Llandaff Cathedral

Llandaff Cathedral, Wales
Llandaff Cathedral, Wales

In the sixth century, Saint Dubricius (Welsh: Dyfrig) founded a community near the ford where the Roman road crossed the river Taff. The first church was built on the site of an existing church by the successor of Dubrisius, Saint Teilo. Teilo was a cousin of David, the patron saint of Wales and is buried in the cathedral. The only remnant of the original church is a Celtic cross.

Celtic cross from the original church at Llandaff, Wales
Celtic cross from the original church at Llandaff, Wales

The first Norman bishop appointed to Wales was Bishop Urban. He began the building of a cathedral in 1120. Urban had the remains of Saint Dubrisius transferred from Bardsey and reburied in the Cathedral. Work on this building was not completed until 1290. The arch behind the High Altar survives from that time. The cathedral was extended and widened and a new West front was built about 1220. Later in the 13th C. the Chapter House and Lady Chapel were built. These have survived the damage and decay the cathedral has suffered over the last 700 years. The church suffered damage in 1400 during the rebellion of Owain Glyndwr but most of this was repaired.

Before the end of the 15th C., Jasper Tudor built a new northwest tower to house the bells which had been in a detached tower that had fallen into ruin. Jasper Tudor assumed the lordship of Cardiff after the accession to the throne of his nephew, King Henry VII of England. Up until the time of King Henry VIII, Jasper’s kinsmen supported the cathedral with gifts and pilgrims flocked to the tomb of Saint Teilo. With the Dissolution of the Monasteries under Henry VIII, pilgrims were forbidden and other revenues were lost. The cathedral fell into disrepair and ruin.

Jasper Tower of Llandaff Cathedral, named after Jasper Tudor
Jasper Tower of Llandaff Cathedral, named after Jasper Tudor

During the English Civil War, the cathedral was assaulted by Parliamentarian troops. The southwest tower experienced major damage during the Great Storm of 1703 and by 1720 was in a state of collapse. A new cathedral was designed and construction began but it was never finished. During the 19th C. the Bishop of Llandaff began to reside in Llandaff and started to have the cathedral restored, the tower rebuilt and a spire added. Most of this work was completed between 1843 and 1869.

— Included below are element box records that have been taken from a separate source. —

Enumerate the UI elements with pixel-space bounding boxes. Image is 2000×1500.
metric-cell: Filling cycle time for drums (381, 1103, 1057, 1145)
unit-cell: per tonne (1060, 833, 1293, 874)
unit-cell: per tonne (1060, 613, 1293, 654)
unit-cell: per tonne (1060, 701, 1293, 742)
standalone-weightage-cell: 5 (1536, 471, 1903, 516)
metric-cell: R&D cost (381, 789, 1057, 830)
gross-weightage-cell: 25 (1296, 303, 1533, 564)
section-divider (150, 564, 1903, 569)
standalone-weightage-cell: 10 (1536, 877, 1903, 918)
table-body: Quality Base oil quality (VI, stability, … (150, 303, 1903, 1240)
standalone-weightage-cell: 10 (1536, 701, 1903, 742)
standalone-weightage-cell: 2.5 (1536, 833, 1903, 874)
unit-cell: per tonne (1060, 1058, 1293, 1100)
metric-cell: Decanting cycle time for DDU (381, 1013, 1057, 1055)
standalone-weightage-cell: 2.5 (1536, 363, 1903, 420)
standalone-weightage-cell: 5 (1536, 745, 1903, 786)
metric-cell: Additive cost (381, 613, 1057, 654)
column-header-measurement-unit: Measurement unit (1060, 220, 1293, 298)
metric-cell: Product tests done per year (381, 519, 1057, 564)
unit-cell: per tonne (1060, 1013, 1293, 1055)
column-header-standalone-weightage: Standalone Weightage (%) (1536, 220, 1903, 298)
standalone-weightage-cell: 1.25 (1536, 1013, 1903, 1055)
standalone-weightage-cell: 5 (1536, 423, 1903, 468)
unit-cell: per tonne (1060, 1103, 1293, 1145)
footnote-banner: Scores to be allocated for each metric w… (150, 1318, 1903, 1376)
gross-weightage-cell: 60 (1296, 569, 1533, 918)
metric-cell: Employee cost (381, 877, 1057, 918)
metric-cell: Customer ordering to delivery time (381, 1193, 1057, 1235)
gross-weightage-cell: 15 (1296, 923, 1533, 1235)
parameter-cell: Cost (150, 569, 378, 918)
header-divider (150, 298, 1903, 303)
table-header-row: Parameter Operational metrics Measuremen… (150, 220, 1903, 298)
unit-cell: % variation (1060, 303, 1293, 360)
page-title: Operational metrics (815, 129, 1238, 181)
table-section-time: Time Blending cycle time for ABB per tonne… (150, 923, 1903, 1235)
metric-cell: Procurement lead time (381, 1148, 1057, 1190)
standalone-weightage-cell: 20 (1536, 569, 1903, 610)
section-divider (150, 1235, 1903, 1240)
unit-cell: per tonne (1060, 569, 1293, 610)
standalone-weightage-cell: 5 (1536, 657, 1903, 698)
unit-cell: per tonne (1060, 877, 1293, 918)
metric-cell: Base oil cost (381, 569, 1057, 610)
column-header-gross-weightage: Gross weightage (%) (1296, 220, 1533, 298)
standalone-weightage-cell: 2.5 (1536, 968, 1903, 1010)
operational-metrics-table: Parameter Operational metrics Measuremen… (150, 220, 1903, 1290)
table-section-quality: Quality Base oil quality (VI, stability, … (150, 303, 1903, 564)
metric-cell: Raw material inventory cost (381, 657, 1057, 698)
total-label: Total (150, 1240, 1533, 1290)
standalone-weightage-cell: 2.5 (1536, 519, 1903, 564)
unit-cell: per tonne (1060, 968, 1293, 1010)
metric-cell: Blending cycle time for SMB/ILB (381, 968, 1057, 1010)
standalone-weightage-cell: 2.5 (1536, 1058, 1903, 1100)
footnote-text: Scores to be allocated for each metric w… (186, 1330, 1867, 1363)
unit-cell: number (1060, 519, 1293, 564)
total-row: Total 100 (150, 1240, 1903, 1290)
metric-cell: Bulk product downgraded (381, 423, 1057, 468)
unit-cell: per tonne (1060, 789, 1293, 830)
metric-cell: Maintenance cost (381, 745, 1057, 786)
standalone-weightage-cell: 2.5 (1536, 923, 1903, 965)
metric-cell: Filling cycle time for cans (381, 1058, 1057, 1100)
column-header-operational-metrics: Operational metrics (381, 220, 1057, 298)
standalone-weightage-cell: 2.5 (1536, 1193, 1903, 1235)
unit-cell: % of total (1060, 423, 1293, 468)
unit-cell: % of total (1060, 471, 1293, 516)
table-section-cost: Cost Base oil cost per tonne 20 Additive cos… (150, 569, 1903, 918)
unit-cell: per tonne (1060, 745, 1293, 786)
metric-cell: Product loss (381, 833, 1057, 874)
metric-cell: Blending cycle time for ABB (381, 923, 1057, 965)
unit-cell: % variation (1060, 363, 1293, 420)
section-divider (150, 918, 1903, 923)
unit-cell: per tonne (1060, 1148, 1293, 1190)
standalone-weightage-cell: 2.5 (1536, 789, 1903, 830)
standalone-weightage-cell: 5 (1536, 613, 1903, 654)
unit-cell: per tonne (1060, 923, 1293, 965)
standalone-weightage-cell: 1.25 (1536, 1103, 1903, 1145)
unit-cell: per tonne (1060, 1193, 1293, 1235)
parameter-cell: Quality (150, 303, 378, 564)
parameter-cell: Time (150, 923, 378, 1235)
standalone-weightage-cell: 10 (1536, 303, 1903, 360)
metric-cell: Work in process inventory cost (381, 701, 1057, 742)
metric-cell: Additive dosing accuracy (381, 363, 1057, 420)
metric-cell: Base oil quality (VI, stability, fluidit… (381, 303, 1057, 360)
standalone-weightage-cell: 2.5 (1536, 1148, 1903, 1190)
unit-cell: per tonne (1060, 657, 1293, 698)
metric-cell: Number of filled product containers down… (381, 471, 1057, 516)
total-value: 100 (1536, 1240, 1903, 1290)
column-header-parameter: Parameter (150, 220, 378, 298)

During the Cardiff Blitz in World War II, on January 2, 1941, the cathedral was severely damaged. The roof was blown off the nave, south aisle and chapter house. The top of the spire also had to be reconstructed and the organ was damaged. Of the British Cathedrals, only Coventry Cathedral was damaged more than Llandaff. Major restoration was begun and finally finished and the cathedral was back in use by 1958. The Queen attended a service commemorating the completion of the restoration work on August 6, 1960.